Recovery will depend on population density
Kamins believed that the twin factors of low population density and educational attainment were going to boost these metro areas.
“A key difference between this recovery and the last recovery is the population density,” he explained. “It's going to have a different effect this time than it did last time.”
During the Global Financial Crisis, “the first place is out of the recession were big densely populated global cities,” he explained. But this time, depending on the duration and the eventual outcome of the COVID-19 outbreak, Kamins believed that “big densely populated cities … are going to be viewed as inherently risky.”
So “some of the places that we're really looking at now would be places that have high degrees of educational attainment but are lower density … [that] have grown very, very well over the last five or six years in particular, are pretty well positioned coming out of this whenever we do,” he said.

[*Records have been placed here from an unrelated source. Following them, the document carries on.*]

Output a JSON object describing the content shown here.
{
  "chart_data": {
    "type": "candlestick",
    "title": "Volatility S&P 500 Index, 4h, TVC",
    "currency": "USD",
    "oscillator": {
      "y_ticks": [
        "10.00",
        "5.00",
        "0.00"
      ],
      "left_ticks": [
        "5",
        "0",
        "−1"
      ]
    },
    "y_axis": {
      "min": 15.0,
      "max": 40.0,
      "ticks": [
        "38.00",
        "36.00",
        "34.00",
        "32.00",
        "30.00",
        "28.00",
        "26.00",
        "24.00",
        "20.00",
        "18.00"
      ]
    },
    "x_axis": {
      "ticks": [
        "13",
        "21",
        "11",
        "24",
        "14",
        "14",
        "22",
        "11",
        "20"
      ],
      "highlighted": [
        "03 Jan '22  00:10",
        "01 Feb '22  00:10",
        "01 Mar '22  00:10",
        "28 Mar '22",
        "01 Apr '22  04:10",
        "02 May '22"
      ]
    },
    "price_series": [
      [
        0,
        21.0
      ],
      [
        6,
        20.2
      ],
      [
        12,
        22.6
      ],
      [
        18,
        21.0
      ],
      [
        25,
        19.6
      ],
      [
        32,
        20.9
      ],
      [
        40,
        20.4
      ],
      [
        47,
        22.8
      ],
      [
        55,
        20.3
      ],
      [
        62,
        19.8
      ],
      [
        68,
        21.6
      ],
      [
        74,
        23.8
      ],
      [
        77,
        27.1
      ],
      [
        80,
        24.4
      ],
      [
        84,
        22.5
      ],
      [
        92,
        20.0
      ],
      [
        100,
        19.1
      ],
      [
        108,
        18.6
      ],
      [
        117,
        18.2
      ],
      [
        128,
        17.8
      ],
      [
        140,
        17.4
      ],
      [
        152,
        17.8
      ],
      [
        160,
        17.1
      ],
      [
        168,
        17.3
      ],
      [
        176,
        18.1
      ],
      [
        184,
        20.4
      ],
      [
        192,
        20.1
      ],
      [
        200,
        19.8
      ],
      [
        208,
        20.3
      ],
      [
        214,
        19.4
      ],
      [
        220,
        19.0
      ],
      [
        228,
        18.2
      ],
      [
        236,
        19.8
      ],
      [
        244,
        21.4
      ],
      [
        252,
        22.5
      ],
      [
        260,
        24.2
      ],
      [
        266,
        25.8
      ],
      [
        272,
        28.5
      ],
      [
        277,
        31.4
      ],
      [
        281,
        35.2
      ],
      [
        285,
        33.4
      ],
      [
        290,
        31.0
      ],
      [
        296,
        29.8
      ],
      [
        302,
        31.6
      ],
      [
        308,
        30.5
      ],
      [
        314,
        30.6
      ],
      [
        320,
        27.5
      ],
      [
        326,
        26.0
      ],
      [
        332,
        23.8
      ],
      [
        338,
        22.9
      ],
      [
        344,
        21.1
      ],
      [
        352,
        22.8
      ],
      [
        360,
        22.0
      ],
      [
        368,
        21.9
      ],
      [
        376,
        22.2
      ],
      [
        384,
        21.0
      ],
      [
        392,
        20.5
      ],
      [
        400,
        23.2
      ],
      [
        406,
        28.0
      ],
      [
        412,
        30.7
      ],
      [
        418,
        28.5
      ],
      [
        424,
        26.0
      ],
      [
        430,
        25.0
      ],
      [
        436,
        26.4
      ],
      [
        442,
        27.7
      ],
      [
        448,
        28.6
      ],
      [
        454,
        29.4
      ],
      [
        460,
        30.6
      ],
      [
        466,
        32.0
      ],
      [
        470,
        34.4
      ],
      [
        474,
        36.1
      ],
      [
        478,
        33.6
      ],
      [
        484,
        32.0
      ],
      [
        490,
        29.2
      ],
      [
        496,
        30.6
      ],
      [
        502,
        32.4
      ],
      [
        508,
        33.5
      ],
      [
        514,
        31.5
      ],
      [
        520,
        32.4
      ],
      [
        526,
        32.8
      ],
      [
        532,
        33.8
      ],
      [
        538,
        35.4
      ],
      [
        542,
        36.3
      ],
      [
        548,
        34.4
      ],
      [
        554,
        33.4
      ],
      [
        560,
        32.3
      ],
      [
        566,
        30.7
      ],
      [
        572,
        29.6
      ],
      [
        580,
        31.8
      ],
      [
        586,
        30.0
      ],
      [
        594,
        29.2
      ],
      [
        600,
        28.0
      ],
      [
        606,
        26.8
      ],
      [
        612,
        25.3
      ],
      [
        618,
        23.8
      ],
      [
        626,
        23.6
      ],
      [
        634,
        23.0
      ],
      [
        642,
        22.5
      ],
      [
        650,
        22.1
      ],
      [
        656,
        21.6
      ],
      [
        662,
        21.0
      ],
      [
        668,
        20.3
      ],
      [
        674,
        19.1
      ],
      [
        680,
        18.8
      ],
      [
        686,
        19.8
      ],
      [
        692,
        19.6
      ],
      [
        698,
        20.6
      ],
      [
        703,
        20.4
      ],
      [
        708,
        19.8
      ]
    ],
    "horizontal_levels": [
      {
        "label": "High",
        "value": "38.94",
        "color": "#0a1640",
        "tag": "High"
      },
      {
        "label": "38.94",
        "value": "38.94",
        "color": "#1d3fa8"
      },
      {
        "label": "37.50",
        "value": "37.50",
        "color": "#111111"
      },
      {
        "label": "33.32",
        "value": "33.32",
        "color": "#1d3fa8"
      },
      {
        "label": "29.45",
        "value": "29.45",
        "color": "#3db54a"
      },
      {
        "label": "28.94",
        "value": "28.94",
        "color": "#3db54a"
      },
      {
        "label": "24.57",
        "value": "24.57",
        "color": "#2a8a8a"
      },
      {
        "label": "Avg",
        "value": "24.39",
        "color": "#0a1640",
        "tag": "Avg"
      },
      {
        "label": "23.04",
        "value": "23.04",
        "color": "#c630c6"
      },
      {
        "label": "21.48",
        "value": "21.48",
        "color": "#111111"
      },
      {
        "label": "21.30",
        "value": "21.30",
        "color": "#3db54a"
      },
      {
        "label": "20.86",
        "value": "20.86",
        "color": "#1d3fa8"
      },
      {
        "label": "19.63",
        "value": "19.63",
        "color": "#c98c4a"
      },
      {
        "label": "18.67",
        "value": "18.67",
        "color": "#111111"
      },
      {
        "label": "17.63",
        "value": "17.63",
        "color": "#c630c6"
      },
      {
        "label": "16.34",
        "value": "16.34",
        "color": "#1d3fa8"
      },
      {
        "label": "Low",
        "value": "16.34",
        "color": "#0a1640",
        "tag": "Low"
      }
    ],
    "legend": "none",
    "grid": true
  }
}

Cities best positioned for a recovery
Economies built around a major university, such as Durham, North Carolina, and Madison, Wisconsin, “could enjoy a surge in growth in the years to come,” Kamins wrote in his report.
“You could see possibly where we get in a situation four or five years down the road where the pool of available first year workers that have recently graduated colleges is less than usual,” Kamins said. But “there's just hope at that point you're in a recovery or expansion anyway, and it just creates more labor market tightness, especially at the entry level.”
Denver, Salt Lake City, and Washington D.C. were also noted as positioned for a relatively quick recovery. D.C. in particular was an interesting case, Kamins explained: “That’s one where I think that was more a function of just as population density being a lot lower than other kind of Northeastern cities.”
Two cities that surprised him were Des Moines, Iowa, and Omaha, Nebraska.
“They're not places that you think of as sort of prestigious economies — they’re somewhat isolated in terms of where they are relative to the rest of the U.S.,” Kamins said. “But both of those actually have a pretty strong financial services sector, a fairly well educated population, especially compared to the kind of surrounding regions at lots of opportunity to kind of spread out.”
And especially if the trade war with China “recedes from memory under a new administration,” the farm sectors in those cities could be poised to benefit well.
Most vulnerable cities
On the flip side, cities facing headwinds on the road to recovery are the names we are most familiar with, Kamins wrote.
For instance, “New York City’s greatest asset is a large, skilled workforce that is drawn to the fast-paced and highly interactive nature of life in the Big Apple,” he explained. “But activities such as riding the subway, dining in crowded restaurants, and attending Broadway shows may be viewed as inherently risky for some time, consistent with the city's status as the single-most economically exposed metro area or division.”
Boston, Miami, Las Vegas, and San Francisco could also see some tough challenges ahead. These cities generally appear below the line and lean towards the bottom right in the map above.
“Places like San Francisco, Miami, are very high on the list,” Kamins said, adding that tourist hotspots like Las Vegas were also in this group because its economy “is almost completely shuttered right now and will be for some time as both leisure travel and business travel dry out.”
And while big cities are likely to be able to eventually recover, out-migration may pick up, Kamins added, “the generation that is growing up today could remember the impact of the COVID-19 pandemic … [and eventually] opt for less densely packed pastures in the decades to come.”
Would this sort of financial pressure lead some states or cities to opt for a bankruptcy route? Kamins said that it was too soon to tell, but there were signs to watch.
“What we would be looking for would be states where the impact is going to be very severe,” he explained.
For instance, “a state like Illinois … has above average exposure, because Chicago [has] … densely populated urban characteristics,” Kamins said. “And the fiscal situation for that state [will be] extremely problematic.”